Am Morgen stehe ich immer zuerst mit dem linken Fuss auf. Belaste ich stattdessen den rechten, spüre ich einen Zwick bis zur Hüfte. Meine Gelenke fühlen sich viel älter an, als sie sind. Das zeigt sich auch bei meinen Knien. Auf den Zug rennen geht nicht. Ich vermeide es, meinen Körper zu überlasten.
Am meisten schmerzen Schultern und Nacken. Die Muskeln sind dauerhaft verhärtet. Meinen Kopf kann ich deshalb nicht gut bewegen. Er fühlt sich an, als wäre er in einem Schraubstock fixiert. Drehe ich ihn zur Seite, höre ich es knirschen. Es klingt so, als würde man Cornflakes zerdrücken.
Diese Beschwerden sind die Spätfolgen einer Chemotherapie. Als ich zwölf Jahre alt war, fanden die Ärzte bei mir einen bösartigen Darmtumor. Zwar galt ich mit 14 als geheilt, doch die Krankheit hinterliess Spuren. Durch die starken Krebsmedikamente entwickelten sich meine Gelenke nicht so, wie das bei gesunden Jugendlichen während der Pubertät passiert. Sie sind abgenutzt wie bei einer Arthrose.

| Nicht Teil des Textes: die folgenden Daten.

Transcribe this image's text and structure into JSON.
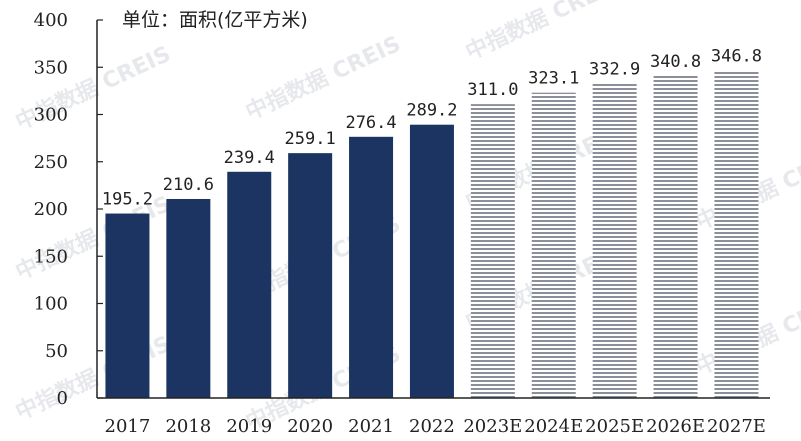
{
  "chart_data": {
    "type": "bar",
    "unit_label": "单位：面积(亿平方米)",
    "categories": [
      "2017",
      "2018",
      "2019",
      "2020",
      "2021",
      "2022",
      "2023E",
      "2024E",
      "2025E",
      "2026E",
      "2027E"
    ],
    "values": [
      195.2,
      210.6,
      239.4,
      259.1,
      276.4,
      289.2,
      311.0,
      323.1,
      332.9,
      340.8,
      346.8
    ],
    "value_labels": [
      "195.2",
      "210.6",
      "239.4",
      "259.1",
      "276.4",
      "289.2",
      "311.0",
      "323.1",
      "332.9",
      "340.8",
      "346.8"
    ],
    "forecast": [
      false,
      false,
      false,
      false,
      false,
      false,
      true,
      true,
      true,
      true,
      true
    ],
    "yticks": [
      "0",
      "50",
      "100",
      "150",
      "200",
      "250",
      "300",
      "350",
      "400"
    ],
    "ylim": [
      0,
      400
    ],
    "grid": false,
    "title": "",
    "xlabel": "",
    "ylabel": ""
  },
  "colors": {
    "actual_bar": "#1c3461",
    "forecast_stripe": "#8a8f99",
    "axis": "#222222"
  },
  "watermark": "中指数据 CREIS"
}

Meine Halswirbelsäule ist verknöchert. Dadurch haben die Nervenbahnen zu wenig Platz. Das verursacht nicht nur die Nacken- und Schulterschmerzen, sondern führt auch dazu, dass ich in Händen und Füssen weniger Gefühl habe. Mehrere Operationen an verschiedenen Gelenken verbesserten meine Situation. Schmerzfrei bin ich aber nicht. Deshalb brauche ich nach wie vor Schmerzmittel. Sie machen mich oft müde.
Es hilft mir, wenn ich mich bewege. So tut es mir gut, jeden Tag mit dem Hund spazieren zu gehen. Auch regelmässige Physiotherapie löst Blockaden. Stillstand dagegen macht alles schlimmer und führt dazu, dass ich nicht gut schlafe.
Trotz allem hatte ich viel Glück im Leben. Den Krebs entdeckte man durch Zufall. Weil ich auf dem Schulweg eine Menge gestohlener Kirschen ass und in der Eile die Steine – es waren 168 – verschluckte, hatte ich einen Darmverschluss. Im Spital entdeckte man den Tumor. Er hatte bereits Ableger gebildet. Hätte ich keine Kirschen stibitzt, gäbe es mich heute nicht mehr.
Genauso dankbar wie für diesen glücklichen Zufall bin ich für meine vier Kinder. Zwei ärztliche Gutachten nach der Chemotherapie waren nämlich zum Schluss gekommen, dass ich wohl keine Kinder würde zeugen können.
Mein Leben kann ich heute trotz Beschwerden geniessen. Zwar muss ich meine Kräfte einteilen, aber das gelingt mir inzwischen meist gut. Als Überlebender möchte ich mit meiner Geschichte krebskranken Kindern und ihren Eltern Mut machen. Über die Kinderkrebshilfe Schweiz bin ich häufig mit Betroffenen in Kontakt.
Auch meine Arbeit gefällt mir. Ich bin seit zwei Jahren in einem Teilzeitpensum als Klassenassistent tätig und unterstütze Lehrpersonen sowie Kinder und Jugendliche. Zudem gebe ich mit Freude Werkunterricht. Dabei hilft mir, dass ich gelernter Schreiner bin. In diesem Beruf kann ich aber nicht mehr arbeiten, da mein Körper nicht mehr so belastbar und weniger kräftig ist.
Krebs in der Kindheit: Ein Leben lang gezeichnet
Die Diagnose Krebs beim Kind ist ein grosser Schock. Dank neuen Behandlungen überleben heute 80 Prozent der Betroffenen. Doch dafür zahlen sie einen hohen Preis: Die Therapien richten Schaden an. 2018 zeigte eine Langzeitstudie mit 24 000 Teilnehmern, dass Betroffene als Erwachsene ein doppelt so hohes Risiko für Herz-Kreislauf-Krankheiten haben. Auch das Risiko für Lungenkrankheiten, Hormonstörungen oder eine erneute Krebserkrankung ist höher.
Zuzana Tomášiková von Kinderkrebs Schweiz sagt: «Viele Betroffene wissen gar nicht, dass es solche Spätfolgen gibt.» Deshalb möchte die Organisation, dass Spitäler den «Survivorship Passport» einführen. Ärzte halten darin fest, wie der Krebs behandelt wurde und wie sie künftige Risiken einschätzen.